29) Job Action Successful
August 31st, 2006
Today’s action of rocking the boat a little was designed to send a message to the captains in charge of the boat that the people manning the oars are unhappy. The captains may not have known this before. Unless you are actually sitting at the negotiations table, you don’t really know what is going on and that is true for management as well as the workers. Joe could be telling the Board that everything is going well. I am sure he wants to look like he knows what he is doing and that he has things under control. I hope that this gentle rocking is enough to attract attention and to get a reasonable offer for the people manning the oars. Unfortunately, in NJ we can not legally strike, but we can rock harder if necessary.
Very few full-time faculty attended today’s in-service workshops. The Culinary Faculty felt they had to attend because it was a contractual day, but all of them wore large red buttons that said “Settle Now!” One culinary faculty felt slighted that there was no mention of the Academy of Culinary Arts’ silver anniversary.

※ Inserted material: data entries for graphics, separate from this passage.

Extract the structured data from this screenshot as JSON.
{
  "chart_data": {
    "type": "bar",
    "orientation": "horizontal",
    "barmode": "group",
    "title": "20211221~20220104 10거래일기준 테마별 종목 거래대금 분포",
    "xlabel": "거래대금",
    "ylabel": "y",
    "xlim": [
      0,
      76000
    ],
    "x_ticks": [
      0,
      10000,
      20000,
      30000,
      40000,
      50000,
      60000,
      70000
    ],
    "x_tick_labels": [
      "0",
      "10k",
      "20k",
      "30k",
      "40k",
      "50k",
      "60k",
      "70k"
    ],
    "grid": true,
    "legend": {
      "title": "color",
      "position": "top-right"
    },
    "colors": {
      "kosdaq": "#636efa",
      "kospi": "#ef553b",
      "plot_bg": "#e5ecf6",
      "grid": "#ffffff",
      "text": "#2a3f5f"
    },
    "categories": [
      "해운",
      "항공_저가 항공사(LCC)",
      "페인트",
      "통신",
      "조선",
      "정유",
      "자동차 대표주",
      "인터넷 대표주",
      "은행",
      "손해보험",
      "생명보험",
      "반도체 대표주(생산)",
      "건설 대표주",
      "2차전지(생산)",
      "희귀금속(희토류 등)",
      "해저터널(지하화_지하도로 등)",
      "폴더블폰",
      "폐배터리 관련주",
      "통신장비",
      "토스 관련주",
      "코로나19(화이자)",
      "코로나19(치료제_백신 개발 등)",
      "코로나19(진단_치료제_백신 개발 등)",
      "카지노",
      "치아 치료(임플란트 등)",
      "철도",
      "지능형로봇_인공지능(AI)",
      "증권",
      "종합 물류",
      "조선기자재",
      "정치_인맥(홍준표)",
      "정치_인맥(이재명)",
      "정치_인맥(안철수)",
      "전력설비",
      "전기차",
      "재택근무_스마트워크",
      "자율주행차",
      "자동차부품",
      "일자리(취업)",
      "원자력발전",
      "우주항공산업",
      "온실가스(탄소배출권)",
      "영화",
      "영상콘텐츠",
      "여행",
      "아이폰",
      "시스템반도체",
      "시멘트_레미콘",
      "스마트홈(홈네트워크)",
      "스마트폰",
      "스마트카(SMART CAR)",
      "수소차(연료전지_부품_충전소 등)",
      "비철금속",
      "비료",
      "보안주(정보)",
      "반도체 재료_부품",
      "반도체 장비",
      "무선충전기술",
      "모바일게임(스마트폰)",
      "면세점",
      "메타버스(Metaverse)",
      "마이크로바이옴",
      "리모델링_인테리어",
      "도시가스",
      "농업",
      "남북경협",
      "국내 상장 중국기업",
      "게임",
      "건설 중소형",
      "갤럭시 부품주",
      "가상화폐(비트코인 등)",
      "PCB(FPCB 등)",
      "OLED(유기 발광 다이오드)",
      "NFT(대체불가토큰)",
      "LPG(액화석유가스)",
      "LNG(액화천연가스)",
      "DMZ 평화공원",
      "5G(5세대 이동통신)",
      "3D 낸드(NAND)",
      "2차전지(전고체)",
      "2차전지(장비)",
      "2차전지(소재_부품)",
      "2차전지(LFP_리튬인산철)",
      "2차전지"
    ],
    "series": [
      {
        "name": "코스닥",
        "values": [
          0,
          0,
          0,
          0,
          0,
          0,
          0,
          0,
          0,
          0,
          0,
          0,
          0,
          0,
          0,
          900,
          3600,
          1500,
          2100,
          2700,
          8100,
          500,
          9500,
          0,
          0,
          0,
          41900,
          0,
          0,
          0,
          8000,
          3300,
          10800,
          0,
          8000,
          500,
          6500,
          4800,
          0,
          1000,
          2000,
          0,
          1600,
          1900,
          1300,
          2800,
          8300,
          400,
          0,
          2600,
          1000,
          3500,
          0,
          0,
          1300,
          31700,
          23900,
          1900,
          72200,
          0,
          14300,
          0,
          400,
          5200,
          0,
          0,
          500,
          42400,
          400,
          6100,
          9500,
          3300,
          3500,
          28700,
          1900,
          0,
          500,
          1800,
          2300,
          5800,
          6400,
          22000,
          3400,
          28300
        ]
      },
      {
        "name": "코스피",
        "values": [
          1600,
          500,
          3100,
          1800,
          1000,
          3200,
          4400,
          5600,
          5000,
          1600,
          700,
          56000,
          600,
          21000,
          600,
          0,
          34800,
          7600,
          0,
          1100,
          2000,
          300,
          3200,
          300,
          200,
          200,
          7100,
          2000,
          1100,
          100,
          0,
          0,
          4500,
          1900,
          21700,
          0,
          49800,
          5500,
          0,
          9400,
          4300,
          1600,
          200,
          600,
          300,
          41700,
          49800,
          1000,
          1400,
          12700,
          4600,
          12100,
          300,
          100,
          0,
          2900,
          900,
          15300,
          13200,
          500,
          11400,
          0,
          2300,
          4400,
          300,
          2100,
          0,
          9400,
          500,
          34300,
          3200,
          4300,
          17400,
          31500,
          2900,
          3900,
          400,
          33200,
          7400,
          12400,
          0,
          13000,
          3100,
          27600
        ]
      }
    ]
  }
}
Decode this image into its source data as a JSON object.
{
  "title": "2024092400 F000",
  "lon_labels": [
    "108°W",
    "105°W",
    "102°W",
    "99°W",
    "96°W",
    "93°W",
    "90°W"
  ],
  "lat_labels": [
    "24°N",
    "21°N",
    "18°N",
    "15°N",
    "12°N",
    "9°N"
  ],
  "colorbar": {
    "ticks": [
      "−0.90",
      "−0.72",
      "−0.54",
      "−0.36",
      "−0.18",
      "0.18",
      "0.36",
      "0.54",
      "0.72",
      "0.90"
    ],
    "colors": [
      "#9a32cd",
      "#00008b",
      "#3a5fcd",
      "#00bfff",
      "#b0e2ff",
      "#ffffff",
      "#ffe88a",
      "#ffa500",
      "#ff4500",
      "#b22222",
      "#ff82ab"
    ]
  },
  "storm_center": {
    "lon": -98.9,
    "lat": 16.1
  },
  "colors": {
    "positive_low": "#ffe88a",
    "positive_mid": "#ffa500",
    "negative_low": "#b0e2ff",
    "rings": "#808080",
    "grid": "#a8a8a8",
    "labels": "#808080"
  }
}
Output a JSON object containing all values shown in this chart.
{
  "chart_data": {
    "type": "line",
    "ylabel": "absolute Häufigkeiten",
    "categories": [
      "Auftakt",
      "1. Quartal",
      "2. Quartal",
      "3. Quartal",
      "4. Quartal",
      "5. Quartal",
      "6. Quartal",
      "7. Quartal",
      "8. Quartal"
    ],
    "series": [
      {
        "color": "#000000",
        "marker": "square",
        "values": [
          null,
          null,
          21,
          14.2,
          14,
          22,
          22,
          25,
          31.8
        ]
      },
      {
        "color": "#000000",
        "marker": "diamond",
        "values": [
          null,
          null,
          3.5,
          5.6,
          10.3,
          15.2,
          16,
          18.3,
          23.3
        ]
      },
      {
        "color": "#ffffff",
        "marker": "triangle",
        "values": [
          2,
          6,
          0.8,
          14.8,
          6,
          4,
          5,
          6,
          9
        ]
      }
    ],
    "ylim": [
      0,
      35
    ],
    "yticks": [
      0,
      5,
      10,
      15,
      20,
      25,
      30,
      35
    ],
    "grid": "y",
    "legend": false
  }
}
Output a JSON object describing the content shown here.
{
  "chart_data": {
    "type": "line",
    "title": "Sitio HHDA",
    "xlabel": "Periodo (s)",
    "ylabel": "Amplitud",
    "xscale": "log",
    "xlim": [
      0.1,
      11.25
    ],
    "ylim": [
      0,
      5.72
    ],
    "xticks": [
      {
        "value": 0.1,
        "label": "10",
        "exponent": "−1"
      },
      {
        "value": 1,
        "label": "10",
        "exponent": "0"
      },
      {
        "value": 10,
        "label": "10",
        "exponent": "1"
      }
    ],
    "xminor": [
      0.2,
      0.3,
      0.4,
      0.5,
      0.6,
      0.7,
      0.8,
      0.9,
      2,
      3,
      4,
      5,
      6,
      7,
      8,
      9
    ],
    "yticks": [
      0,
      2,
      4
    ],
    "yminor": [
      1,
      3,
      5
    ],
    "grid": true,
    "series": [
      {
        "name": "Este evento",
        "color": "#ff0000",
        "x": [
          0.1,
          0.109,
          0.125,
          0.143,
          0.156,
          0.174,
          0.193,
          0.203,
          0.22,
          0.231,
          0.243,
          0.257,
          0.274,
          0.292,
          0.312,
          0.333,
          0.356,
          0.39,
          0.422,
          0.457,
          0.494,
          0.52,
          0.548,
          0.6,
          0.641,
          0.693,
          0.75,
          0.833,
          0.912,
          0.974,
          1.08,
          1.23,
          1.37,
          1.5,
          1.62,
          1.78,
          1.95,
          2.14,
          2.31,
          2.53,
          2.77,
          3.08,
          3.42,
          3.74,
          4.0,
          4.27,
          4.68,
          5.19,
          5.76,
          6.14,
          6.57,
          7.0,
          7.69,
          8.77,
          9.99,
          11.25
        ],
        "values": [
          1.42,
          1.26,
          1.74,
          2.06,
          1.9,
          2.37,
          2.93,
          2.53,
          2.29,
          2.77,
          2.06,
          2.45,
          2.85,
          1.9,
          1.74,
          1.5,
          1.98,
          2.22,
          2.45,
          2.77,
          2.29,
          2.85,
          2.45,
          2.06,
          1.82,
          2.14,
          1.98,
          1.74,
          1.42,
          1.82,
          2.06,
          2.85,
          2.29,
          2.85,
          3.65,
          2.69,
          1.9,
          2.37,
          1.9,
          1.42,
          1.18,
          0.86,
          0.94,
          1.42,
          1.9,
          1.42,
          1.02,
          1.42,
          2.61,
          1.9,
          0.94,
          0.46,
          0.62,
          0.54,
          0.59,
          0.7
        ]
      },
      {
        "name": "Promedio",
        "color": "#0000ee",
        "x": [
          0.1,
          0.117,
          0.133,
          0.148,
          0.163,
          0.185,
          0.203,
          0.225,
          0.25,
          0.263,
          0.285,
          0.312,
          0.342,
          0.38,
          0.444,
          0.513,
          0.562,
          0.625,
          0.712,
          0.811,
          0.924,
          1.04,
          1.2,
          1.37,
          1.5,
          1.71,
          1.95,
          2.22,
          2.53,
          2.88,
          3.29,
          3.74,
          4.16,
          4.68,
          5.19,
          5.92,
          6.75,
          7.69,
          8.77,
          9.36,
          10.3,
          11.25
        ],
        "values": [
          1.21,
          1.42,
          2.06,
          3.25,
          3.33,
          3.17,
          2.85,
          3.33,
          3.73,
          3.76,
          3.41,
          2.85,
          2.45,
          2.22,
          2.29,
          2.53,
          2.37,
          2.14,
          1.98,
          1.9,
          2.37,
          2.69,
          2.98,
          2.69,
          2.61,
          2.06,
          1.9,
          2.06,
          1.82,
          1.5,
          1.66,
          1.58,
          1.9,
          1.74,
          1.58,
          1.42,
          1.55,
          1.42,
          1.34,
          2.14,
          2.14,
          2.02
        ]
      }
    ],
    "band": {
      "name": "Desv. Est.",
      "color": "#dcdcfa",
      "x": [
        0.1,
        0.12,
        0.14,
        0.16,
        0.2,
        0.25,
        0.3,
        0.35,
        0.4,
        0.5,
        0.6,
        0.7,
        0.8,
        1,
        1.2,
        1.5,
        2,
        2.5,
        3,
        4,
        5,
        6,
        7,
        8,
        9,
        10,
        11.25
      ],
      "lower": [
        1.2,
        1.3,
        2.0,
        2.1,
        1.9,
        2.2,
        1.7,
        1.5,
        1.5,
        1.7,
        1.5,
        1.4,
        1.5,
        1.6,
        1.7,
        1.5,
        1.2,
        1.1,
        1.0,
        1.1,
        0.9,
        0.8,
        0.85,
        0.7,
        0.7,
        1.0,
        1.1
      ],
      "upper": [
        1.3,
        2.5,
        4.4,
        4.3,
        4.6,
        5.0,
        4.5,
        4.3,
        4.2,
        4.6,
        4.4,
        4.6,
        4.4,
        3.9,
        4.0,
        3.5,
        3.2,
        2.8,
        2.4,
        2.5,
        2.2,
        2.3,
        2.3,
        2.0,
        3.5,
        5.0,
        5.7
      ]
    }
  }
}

The Academy is celebrating Twenty-five years of successfully graduating skilled workers for the hospitality industry of Atlantic and Cape May Counties.
The Department of Labor has a web site of consumer price indexes. http://www.dol.gov It would take weeks to read all the information on the site and it is only an approximation of the increase in living costs. If, however, you know what has been happening to the price of energy, houses, text books, and medicine, you know it is getting more expensive to live. The adjusted CPI for urban and clerical workers in the Philadelphia-Wilmington-Atlantic City area for 2005 was 4.1 percent and for the first half of this year was 4.3 percent and going up. The articles I have read state that the trend of increasing CPI will continue and the next year will be 5 something. A four or five percent raise may allow you to continue treading water, but definitely will not allow you to change your lifestyle. In any event, the offers that were on the table yesterday for support staff were 2.0 and 2.5. I don’t remember the details, but they do not matter because you would never vote to accept that percentage anyway. In addition, I faint when I see my own blood.